Disturbed behavior and patient aggression within psychiatric wards can threaten both patient and staff safety. To manage these patients, psychiatric wards often will use coercive measures such as solitary confinement. Patient aggression arises from a complex interaction between patient characteristics, staff characteristics, and the characteristics of the physical environment of the psychiatric ward itself. Most studies have focused on the dynamics between patient and staff characteristics; little research has been done to investigate how the physical environment of psychiatric wards might influence patient aggression and subsequently the use of coercive measures.
To analyze the effects of design features on the risk of being secluded, the amount of seclusion incidents and the duration of seclusion, for patients receiving treatment in locked wards intended for intensive psychiatric care.
- Data was combined from two studies; the first was a multicenter study on the building quality and safety of 77 psychiatric hospitals, and the second was a study on the use of coercive measures in 16 psychiatric hospitals.

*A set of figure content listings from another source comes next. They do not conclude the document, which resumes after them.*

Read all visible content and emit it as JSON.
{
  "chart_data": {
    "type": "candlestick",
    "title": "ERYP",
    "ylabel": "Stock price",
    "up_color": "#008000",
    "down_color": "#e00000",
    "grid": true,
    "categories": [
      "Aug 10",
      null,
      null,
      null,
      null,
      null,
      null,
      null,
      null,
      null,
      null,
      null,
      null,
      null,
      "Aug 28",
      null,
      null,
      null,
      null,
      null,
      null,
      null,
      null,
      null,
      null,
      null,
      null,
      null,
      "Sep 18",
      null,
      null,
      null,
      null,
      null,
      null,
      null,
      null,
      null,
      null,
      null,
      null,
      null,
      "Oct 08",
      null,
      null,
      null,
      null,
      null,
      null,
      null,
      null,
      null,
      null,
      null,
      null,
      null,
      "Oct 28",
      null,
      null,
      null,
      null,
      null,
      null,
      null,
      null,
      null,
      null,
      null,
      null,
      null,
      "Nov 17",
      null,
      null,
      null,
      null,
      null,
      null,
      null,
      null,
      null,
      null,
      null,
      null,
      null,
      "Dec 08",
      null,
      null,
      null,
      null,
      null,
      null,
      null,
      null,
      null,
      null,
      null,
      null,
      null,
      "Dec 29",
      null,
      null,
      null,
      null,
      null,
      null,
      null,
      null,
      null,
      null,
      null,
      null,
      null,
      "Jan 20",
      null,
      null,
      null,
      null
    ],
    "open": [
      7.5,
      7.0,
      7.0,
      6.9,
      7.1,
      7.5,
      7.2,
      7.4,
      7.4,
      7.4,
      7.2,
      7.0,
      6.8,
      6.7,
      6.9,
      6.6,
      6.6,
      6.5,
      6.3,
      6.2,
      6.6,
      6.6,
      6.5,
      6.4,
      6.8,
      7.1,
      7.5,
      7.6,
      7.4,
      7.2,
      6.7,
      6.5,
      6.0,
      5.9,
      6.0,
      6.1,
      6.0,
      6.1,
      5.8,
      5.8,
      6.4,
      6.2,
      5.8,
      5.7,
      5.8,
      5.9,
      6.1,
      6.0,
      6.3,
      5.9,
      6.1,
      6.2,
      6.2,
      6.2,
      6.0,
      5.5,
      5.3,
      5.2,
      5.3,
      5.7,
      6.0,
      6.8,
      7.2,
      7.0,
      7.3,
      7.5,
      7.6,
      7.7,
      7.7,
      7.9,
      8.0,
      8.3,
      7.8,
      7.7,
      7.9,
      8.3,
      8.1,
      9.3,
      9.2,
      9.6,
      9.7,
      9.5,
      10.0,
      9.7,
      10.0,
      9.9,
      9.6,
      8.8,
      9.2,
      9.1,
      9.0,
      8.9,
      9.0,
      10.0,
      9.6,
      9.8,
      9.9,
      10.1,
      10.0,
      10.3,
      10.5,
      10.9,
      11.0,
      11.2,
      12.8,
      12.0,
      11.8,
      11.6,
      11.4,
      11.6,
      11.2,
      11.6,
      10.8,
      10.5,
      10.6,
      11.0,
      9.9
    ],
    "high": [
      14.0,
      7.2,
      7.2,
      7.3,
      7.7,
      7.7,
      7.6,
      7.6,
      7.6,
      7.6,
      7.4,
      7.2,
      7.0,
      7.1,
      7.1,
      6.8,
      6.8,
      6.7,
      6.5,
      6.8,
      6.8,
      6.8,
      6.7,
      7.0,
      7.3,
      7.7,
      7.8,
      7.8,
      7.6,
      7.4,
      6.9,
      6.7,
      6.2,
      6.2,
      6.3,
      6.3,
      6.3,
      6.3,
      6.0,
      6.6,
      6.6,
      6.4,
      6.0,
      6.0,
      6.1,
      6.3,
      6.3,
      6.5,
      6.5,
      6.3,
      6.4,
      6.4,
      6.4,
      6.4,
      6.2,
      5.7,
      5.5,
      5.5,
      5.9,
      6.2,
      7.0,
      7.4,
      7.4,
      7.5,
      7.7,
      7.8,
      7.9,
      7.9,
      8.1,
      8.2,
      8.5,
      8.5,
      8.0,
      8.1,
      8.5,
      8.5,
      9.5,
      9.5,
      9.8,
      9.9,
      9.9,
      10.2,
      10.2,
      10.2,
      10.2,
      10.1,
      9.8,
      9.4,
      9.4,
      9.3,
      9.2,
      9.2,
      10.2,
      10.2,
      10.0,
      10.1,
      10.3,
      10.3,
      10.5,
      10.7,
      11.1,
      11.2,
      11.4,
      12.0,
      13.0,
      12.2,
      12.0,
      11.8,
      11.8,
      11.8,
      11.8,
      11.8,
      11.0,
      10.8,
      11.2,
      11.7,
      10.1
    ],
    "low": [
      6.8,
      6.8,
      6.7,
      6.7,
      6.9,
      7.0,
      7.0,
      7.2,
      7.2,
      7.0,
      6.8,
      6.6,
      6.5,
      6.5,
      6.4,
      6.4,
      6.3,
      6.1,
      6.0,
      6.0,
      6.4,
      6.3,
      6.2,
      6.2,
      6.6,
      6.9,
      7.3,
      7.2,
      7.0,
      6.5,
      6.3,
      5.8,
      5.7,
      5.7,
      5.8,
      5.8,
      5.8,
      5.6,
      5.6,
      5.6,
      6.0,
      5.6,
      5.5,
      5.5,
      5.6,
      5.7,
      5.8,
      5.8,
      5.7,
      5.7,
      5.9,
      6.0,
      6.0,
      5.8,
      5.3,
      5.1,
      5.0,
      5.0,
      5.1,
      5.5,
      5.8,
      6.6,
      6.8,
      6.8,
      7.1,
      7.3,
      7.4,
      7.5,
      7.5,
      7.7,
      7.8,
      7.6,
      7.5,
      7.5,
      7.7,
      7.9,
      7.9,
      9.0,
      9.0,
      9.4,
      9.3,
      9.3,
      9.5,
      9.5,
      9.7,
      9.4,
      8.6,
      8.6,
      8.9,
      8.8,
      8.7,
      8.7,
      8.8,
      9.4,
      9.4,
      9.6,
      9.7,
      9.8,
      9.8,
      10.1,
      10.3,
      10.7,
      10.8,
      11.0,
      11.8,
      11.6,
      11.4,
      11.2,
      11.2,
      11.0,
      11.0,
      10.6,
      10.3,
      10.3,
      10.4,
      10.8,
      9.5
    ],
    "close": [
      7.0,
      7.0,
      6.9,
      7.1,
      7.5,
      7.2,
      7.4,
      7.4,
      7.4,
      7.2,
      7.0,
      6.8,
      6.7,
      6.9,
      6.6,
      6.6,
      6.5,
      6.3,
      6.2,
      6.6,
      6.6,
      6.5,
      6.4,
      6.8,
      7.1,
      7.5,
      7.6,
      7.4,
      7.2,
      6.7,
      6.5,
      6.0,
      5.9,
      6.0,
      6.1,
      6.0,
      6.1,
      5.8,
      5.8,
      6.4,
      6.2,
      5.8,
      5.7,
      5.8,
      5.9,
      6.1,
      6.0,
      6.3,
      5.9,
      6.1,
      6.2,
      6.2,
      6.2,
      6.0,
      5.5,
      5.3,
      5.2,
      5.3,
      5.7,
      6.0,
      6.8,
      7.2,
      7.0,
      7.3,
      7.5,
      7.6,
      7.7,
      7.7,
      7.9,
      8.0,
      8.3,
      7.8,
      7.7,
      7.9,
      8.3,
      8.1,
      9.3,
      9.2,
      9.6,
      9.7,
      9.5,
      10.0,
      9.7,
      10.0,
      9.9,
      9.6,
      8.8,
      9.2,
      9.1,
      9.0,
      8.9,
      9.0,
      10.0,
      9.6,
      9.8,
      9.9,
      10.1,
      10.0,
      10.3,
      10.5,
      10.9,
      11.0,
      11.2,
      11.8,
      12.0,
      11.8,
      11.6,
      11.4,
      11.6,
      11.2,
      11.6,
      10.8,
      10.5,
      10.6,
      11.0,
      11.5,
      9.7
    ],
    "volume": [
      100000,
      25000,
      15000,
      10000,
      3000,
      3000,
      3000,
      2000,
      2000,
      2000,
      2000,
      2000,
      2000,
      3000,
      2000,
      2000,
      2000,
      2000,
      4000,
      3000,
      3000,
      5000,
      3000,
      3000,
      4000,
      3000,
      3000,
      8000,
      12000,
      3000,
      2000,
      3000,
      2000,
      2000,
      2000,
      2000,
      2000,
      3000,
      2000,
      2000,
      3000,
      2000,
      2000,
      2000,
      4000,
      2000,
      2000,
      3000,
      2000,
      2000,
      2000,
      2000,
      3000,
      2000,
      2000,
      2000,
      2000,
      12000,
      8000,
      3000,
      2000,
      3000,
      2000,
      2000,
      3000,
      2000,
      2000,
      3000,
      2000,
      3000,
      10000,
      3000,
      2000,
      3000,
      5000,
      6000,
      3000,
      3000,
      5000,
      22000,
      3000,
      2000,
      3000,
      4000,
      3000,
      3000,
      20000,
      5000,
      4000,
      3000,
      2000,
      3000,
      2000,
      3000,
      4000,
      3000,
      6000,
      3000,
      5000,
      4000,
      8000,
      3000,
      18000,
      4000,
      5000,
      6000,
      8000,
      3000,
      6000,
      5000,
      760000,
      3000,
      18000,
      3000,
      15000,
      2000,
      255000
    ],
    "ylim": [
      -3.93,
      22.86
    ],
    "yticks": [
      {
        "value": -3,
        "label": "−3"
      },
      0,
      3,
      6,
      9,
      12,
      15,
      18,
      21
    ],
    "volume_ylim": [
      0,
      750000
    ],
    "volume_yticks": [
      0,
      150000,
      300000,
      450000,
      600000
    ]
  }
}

Data collected from both sources was restricted to one year in 2009.
- The first dataset included the design features of 505 locked wards, with wards being defined as distinct areas with private, lockable entrances, corridors and common spaces, and several bedrooms.
- The second dataset included data from 199 wards and their use of coercive measures, along with staff and patient characteristics. The Argus scale was used to collect data on coercive measures.
- With the two datasets combined, the final study sample was comprised of 199 wards in 16 psychiatric hospitals, including data from 37% of all locked wards of hospitals in both rural and urban environments. Data relating to 2,446 beds and 23,868 admissions of 14,834 patients were included as well.
- Analyzed design features were those associated with the safety and quality of the environment and the well being of patients. A total of 115 variables were grouped into six “families” for data analysis.
Overall, the findings suggest that the physical environment of the ward has a significant effect on the risk of being secluded during admission. Increased risks of being secluded arose from the predetermined design families’ “presence of an outdoor space,” “special safety measures on the ward,” and a large “number of patients in the building.” The authors note that findings regarding the increased risk of seclusion due to outdoor space are contrary to nearly all previous studies, and are likely biased due to the exclusion of relevant information. Special safety measures such as locks, alarms, and communication systems used by staff are likely contributors to crowding, anxiety, conflict and aggression, and subsequently seclusion. Lower risks of being secluded were found in wards with more “total private space per patient,” higher “levels of comfort,” and better “visibility on the ward.” These factors seem related to the autonomy and privacy of patients, providing feelings of identity, ownership, and dignity.
The authors noted several limitations. More variables associated with aggression and the use of coercive measures could have been included, such as the use of treatment and medication (only use of enforced intramuscular medication was included). The number, mixture, and training of staff were other neglected factors. Data on coercive measures was limited in that the authors only asked for a yes/no answer as to whether measurements were taken. Overall, a specific and extreme outcome measure was used to explore the impact of the physical environment; the inclusion of self-reported states of well-being or other patient outcomes could have proven useful.